Redoublement d'opposition dans certains corps de l'État contre la politique du Premier Consul.

Qui croirait qu'en présence de tant de bien, ou déjà fait, ou prêt à se faire, il pût s'élever une opposition, et surtout une opposition vive? Il s'en préparait une cependant, et des plus violentes, contre les œuvres les meilleures du Premier Consul. Ce n'était pas dans les partis violents, radicalement opposés au gouvernement du Premier Consul, royalistes ou révolutionnaires, que cette opposition se préparait, mais dans le parti même qui avait désiré, secondé le renversement du Directoire comme insuffisant, et appelé un gouvernement nouveau, qui fût à la fois habile et ferme. Les révolutionnaires subalternes, hommes de désordre et de sang, étaient contenus, soumis ou déportés, et s'enfonçaient chaque jour davantage dans leur obscurité, pour n'en plus sortir.
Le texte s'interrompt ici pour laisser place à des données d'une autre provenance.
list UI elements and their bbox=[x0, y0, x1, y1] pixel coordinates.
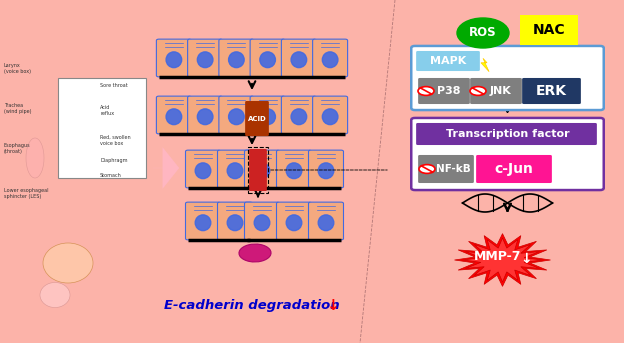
FancyBboxPatch shape bbox=[276, 202, 311, 240]
FancyBboxPatch shape bbox=[219, 96, 254, 134]
FancyBboxPatch shape bbox=[250, 96, 285, 134]
FancyBboxPatch shape bbox=[418, 155, 474, 183]
FancyBboxPatch shape bbox=[249, 149, 267, 191]
Circle shape bbox=[418, 86, 434, 95]
Text: Esophagus
(throat): Esophagus (throat) bbox=[4, 143, 31, 154]
Ellipse shape bbox=[228, 109, 244, 125]
Text: NAC: NAC bbox=[533, 23, 565, 37]
Ellipse shape bbox=[286, 163, 302, 179]
FancyBboxPatch shape bbox=[157, 39, 192, 77]
FancyBboxPatch shape bbox=[411, 118, 604, 190]
FancyBboxPatch shape bbox=[276, 150, 311, 188]
Ellipse shape bbox=[43, 243, 93, 283]
Ellipse shape bbox=[37, 25, 72, 60]
FancyBboxPatch shape bbox=[308, 150, 343, 188]
Text: c-Jun: c-Jun bbox=[495, 162, 534, 176]
Text: Sore throat: Sore throat bbox=[100, 83, 128, 88]
FancyArrowPatch shape bbox=[153, 147, 179, 189]
FancyBboxPatch shape bbox=[281, 39, 316, 77]
Ellipse shape bbox=[26, 138, 44, 178]
Ellipse shape bbox=[40, 283, 70, 308]
FancyBboxPatch shape bbox=[58, 78, 146, 178]
Ellipse shape bbox=[260, 109, 275, 125]
Ellipse shape bbox=[323, 109, 338, 125]
FancyBboxPatch shape bbox=[281, 96, 316, 134]
Text: ↓: ↓ bbox=[520, 252, 532, 266]
Ellipse shape bbox=[291, 52, 306, 68]
Text: P38: P38 bbox=[437, 86, 461, 96]
Text: MMP-7: MMP-7 bbox=[474, 250, 521, 263]
Ellipse shape bbox=[227, 163, 243, 179]
Text: ↓: ↓ bbox=[326, 297, 338, 312]
Text: Stomach: Stomach bbox=[100, 173, 122, 178]
Ellipse shape bbox=[197, 109, 213, 125]
FancyBboxPatch shape bbox=[185, 202, 220, 240]
Ellipse shape bbox=[318, 215, 334, 230]
Text: ERK: ERK bbox=[536, 84, 567, 98]
FancyBboxPatch shape bbox=[245, 150, 280, 188]
Ellipse shape bbox=[227, 215, 243, 230]
FancyBboxPatch shape bbox=[313, 39, 348, 77]
Text: Transcription factor: Transcription factor bbox=[446, 129, 569, 139]
Ellipse shape bbox=[254, 163, 270, 179]
FancyBboxPatch shape bbox=[308, 202, 343, 240]
Text: E-cadherin degradation: E-cadherin degradation bbox=[164, 298, 340, 311]
FancyBboxPatch shape bbox=[418, 78, 470, 104]
Text: Diaphragm: Diaphragm bbox=[100, 158, 127, 163]
Ellipse shape bbox=[318, 163, 334, 179]
FancyBboxPatch shape bbox=[157, 96, 192, 134]
Ellipse shape bbox=[195, 163, 211, 179]
Ellipse shape bbox=[61, 138, 79, 178]
FancyBboxPatch shape bbox=[185, 150, 220, 188]
Text: ACID: ACID bbox=[248, 116, 266, 122]
FancyBboxPatch shape bbox=[520, 15, 578, 45]
FancyBboxPatch shape bbox=[188, 96, 223, 134]
Ellipse shape bbox=[166, 52, 182, 68]
FancyBboxPatch shape bbox=[411, 46, 604, 110]
Ellipse shape bbox=[166, 109, 182, 125]
Ellipse shape bbox=[291, 109, 306, 125]
Text: MAPK: MAPK bbox=[430, 56, 466, 66]
Ellipse shape bbox=[323, 52, 338, 68]
Text: JNK: JNK bbox=[490, 86, 512, 96]
FancyBboxPatch shape bbox=[218, 202, 253, 240]
FancyBboxPatch shape bbox=[2, 18, 150, 323]
Circle shape bbox=[470, 86, 486, 95]
Ellipse shape bbox=[197, 52, 213, 68]
FancyBboxPatch shape bbox=[313, 96, 348, 134]
FancyBboxPatch shape bbox=[219, 39, 254, 77]
Text: Lower esophageal
sphincter (LES): Lower esophageal sphincter (LES) bbox=[4, 188, 49, 199]
Text: NF-kB: NF-kB bbox=[436, 164, 470, 174]
FancyBboxPatch shape bbox=[218, 150, 253, 188]
Text: ROS: ROS bbox=[469, 26, 497, 39]
FancyBboxPatch shape bbox=[250, 39, 285, 77]
Text: Trachea
(wind pipe): Trachea (wind pipe) bbox=[4, 103, 31, 114]
FancyBboxPatch shape bbox=[476, 155, 552, 183]
Text: Larynx
(voice box): Larynx (voice box) bbox=[4, 63, 31, 74]
FancyBboxPatch shape bbox=[522, 78, 581, 104]
Circle shape bbox=[419, 165, 435, 174]
Text: Acid
reflux: Acid reflux bbox=[100, 105, 114, 116]
Text: Red, swollen
voice box: Red, swollen voice box bbox=[100, 135, 130, 146]
Polygon shape bbox=[454, 234, 550, 286]
FancyBboxPatch shape bbox=[470, 78, 522, 104]
Polygon shape bbox=[462, 238, 542, 282]
Polygon shape bbox=[481, 58, 489, 72]
Ellipse shape bbox=[260, 52, 275, 68]
FancyBboxPatch shape bbox=[245, 101, 269, 136]
FancyBboxPatch shape bbox=[245, 202, 280, 240]
Ellipse shape bbox=[286, 215, 302, 230]
Ellipse shape bbox=[254, 215, 270, 230]
Ellipse shape bbox=[195, 215, 211, 230]
Ellipse shape bbox=[228, 52, 244, 68]
Ellipse shape bbox=[239, 244, 271, 262]
FancyBboxPatch shape bbox=[188, 39, 223, 77]
FancyBboxPatch shape bbox=[416, 123, 597, 145]
Ellipse shape bbox=[457, 18, 509, 48]
FancyBboxPatch shape bbox=[416, 51, 480, 71]
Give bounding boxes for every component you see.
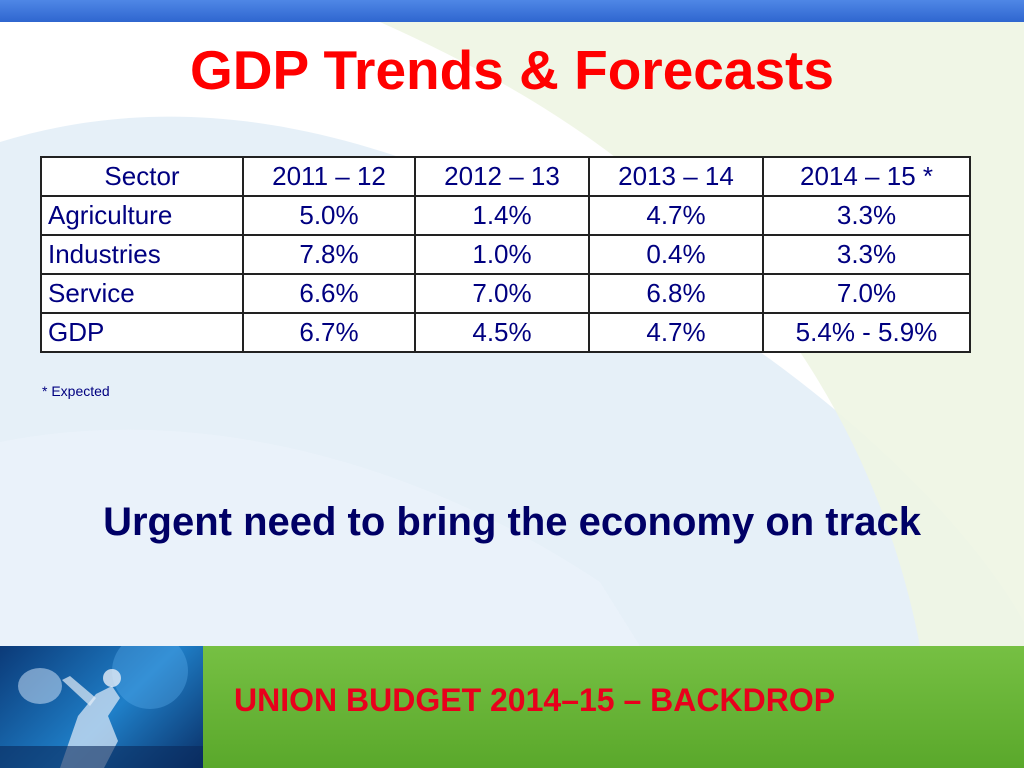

Les scélérats du royalisme, depuis la machine infernale, avaient besoin de reprendre haleine, et se tenaient en repos. On venait d'ailleurs de faire passer par les armes une partie de ceux qui infestaient les grandes routes. Les royalistes de haut parage, tenant toujours des discours impertinents dans les salons de Paris, laissaient déjà voir néanmoins le penchant qui les amena plus tard à jouer, les hommes le rôle de chambellans, les femmes celui de dames d'honneur, dans le palais des Tuileries, que les Bourbons n'habitaient plus.